11: Visualizing transcription factor binding sites and corresponding gene regulation

This step will launch files containing peak enrichment data and differential gene expression data in IGV to view how regulation is influenced by transcription factor binding.

Launch IGV from GenomeSpace by clicking on the context menu and choosing Launch, prompting the download of a .jnlp file. Double-click the file to launch IGV.
Load a reference genome into IGV by using the IGV genome selection drop-down menu in the upper left corner of the tool. Make sure the reference genome matches the samples you are using, e.g., Mouse samples should use the Mouse mm9 genome, as in this example.
Use the GenomeSpace tab to import files by clicking on the Load File from GenomeSpace... option.
To load files, navigate to the directory in GenomeSpace which contains the file(s), then click the file(s) to select, and then click Open. Load the following files into IGV:
- Prep1_narrowPeaks.bed
- Prep1_KO_peaks.bw
- Prep1_WT_peaks.bw
- Prep1_KO_sigDiff.bw
- Prep1_WT_sigDiff.bw
NOTE: Each file is loaded separately.

Results Interpretation

This is an example interpretation of the results from this recipe. We used MACS2 in Galaxy to identify differentially read-enriched regions in mouse embryonic stems cells possessing the Prep1 transcription factor binding to those that did not. The specific configuration of MACS2 we use calls narrow peaks, in other words enriched regions highly associated with transcription factor binding sites, as opposed to broad peaks, which are more highly associated with histone modifications. Additionally, we have portrayed the landscape of binding events in both samples (Knockout and Wild-type). In conjunction, we wanted to identify how this transcription factor binding regulated nearby genes. Using the GenePattern module, Cufflinks, were were able to identify genes that were significantly (p<0.05) differentially expressed between samples. Below is an example of how this data can be visualized in IGV.

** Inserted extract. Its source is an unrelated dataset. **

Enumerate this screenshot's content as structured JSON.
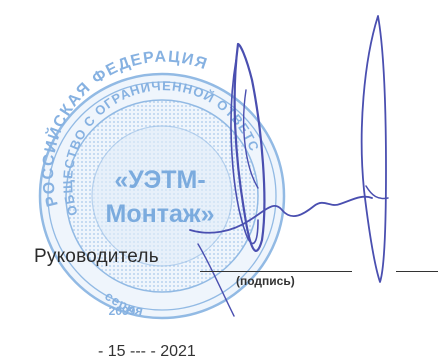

Below highlights the narrow peak identified in comparing transcription factor occupancies between embryonic stem cells with the knockout (Prep1_KO_peaks.bw) and those with Prep1 (Prep1_WT_peaks.bw) binding in the chr7:149,889,286-151114351 region.

In the top two frames are the gene expression profiles of the wild-type (first) and the knock-out (second) samples. By zooming in to the chr7:149,832,786-149,849,289 region, we are able to compare the gene expression profiles, especially when we overlay the two samples (seen far below). In overlaying, we can identify whether the type of regulation (up or down) that occurs in relation to the Prep1 transcription factor binding.